Sunday, 19 September 2010

Talent shows.


Glorified talent shows always turn out to be a complete shit gay wank fest, no matter what awful turgid tedium form they should so happen to take. But of them all the X factor is by all means THE creme de la shit of them all, i mean there's Sky 1's disastrous "must be the music", but i mean, it's on Sky 1 and not even the vast majority (moron) sector of our population have recognised it's existence thank god. Then there's the bbc "talent" contests involving jizz weasel, Bruce Forsyth gurning his way through some monotonous performance of moronicy. But it's aimed at old people, who thankfully I have NO contact with what-so-ever, on account of 2 reasons. a) they're quite a stupid bunch in general. and b) they smell of incontinence. So it's ok because this shit isn't rammed down my throat 24/7.
Then there's the omnipresent "Britain's got Talent" which is almost on a par with the X factor in terms of it making you want to force a barbed hook into your ass and setting your face on fire. It gets repeated over and over again, driving itself into your mind like Gary Glitter into Vietnamese 3 year olds. But at least it has a smidgen of actual entertainment value in that the nutcases are more deluded and the ones that do flips and shit can amuse you for a minute or so.

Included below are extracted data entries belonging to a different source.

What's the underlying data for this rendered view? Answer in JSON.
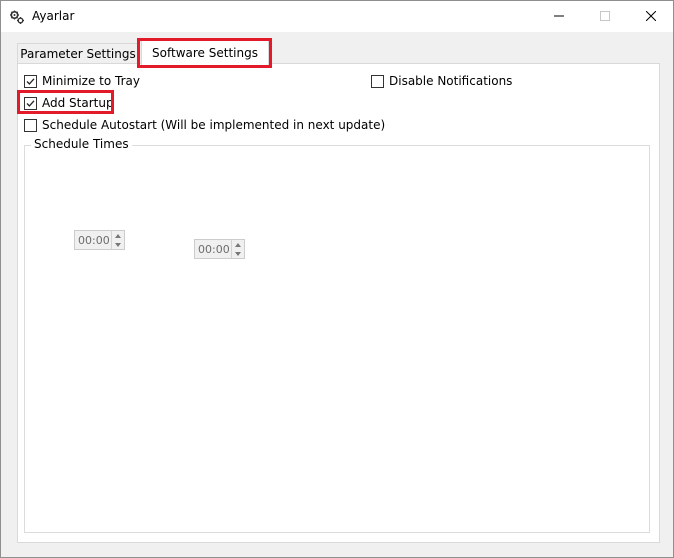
{
  "window": {
    "title": "Ayarlar",
    "icon": "gears-icon",
    "controls": [
      "minimize-icon",
      "maximize-icon",
      "close-icon"
    ]
  },
  "tabs": [
    {
      "label": "Parameter Settings",
      "selected": false
    },
    {
      "label": "Software Settings",
      "selected": true
    }
  ],
  "options": {
    "minimize_to_tray": {
      "label": "Minimize to Tray",
      "checked": true
    },
    "disable_notifications": {
      "label": "Disable Notifications",
      "checked": false
    },
    "add_startup": {
      "label": "Add Startup",
      "checked": true
    },
    "schedule_autostart": {
      "label": "Schedule Autostart (Will be implemented in next update)",
      "checked": false
    }
  },
  "schedule": {
    "title": "Schedule Times",
    "times": [
      {
        "value": "00:00",
        "enabled": false
      },
      {
        "value": "00:00",
        "enabled": false
      }
    ]
  },
  "colors": {
    "highlight": "#e31a2a",
    "window_bg": "#f0f0f0",
    "panel_bg": "#ffffff"
  }
}
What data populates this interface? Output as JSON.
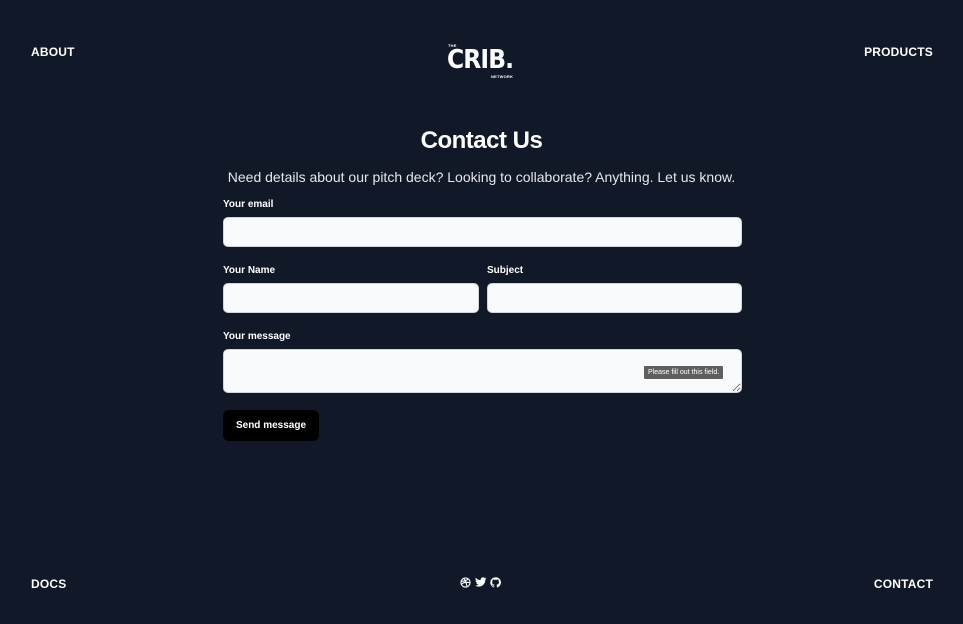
{
  "header": {
    "left_link": "ABOUT",
    "right_link": "PRODUCTS",
    "logo": {
      "top_text": "THE",
      "main_text": "CRIB.",
      "bottom_text": "NETWORK"
    }
  },
  "main": {
    "title": "Contact Us",
    "subtitle": "Need details about our pitch deck? Looking to collaborate? Anything. Let us know.",
    "email_label": "Your email",
    "email_value": "",
    "name_label": "Your Name",
    "name_value": "",
    "subject_label": "Subject",
    "subject_value": "",
    "message_label": "Your message",
    "message_value": "",
    "validation_tooltip": "Please fill out this field.",
    "send_button": "Send message"
  },
  "footer": {
    "left_link": "DOCS",
    "right_link": "CONTACT",
    "social_icons": [
      "dribbble-icon",
      "twitter-icon",
      "github-icon"
    ]
  },
  "colors": {
    "background": "#111827",
    "field_background": "#f9fafb",
    "button_background": "#000000",
    "text": "#ffffff"
  }
}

But nothing matches up to the X factor. Warbling soulless imbeciles aiming to reach the point where they will release one awful album and promptly disappear off into obscurity, thank fuck. But it's the constant facebook statuses, radio coverage and general conversation that really takes the biscuit. As if the tv coverage wasn't enough, this cuntpetition (see what I did there) is unavoidable in all walks of life. And what do we get from all of this? Another shit Christmas number one and music in general becoming a bit less of a respectable art form. X factor is in essence to music what North Korea is to freedom. This can't go on, we need to somehow boycott it somehow, maybe by drawing and quartering Simon Cowell or possibly a 1000 man gang rape of Louis Walsh. Something along those lines anyway, but until this happens, i have a horrible feeling that we're going to be stuck with year after year of pop wank for the rest of our lives.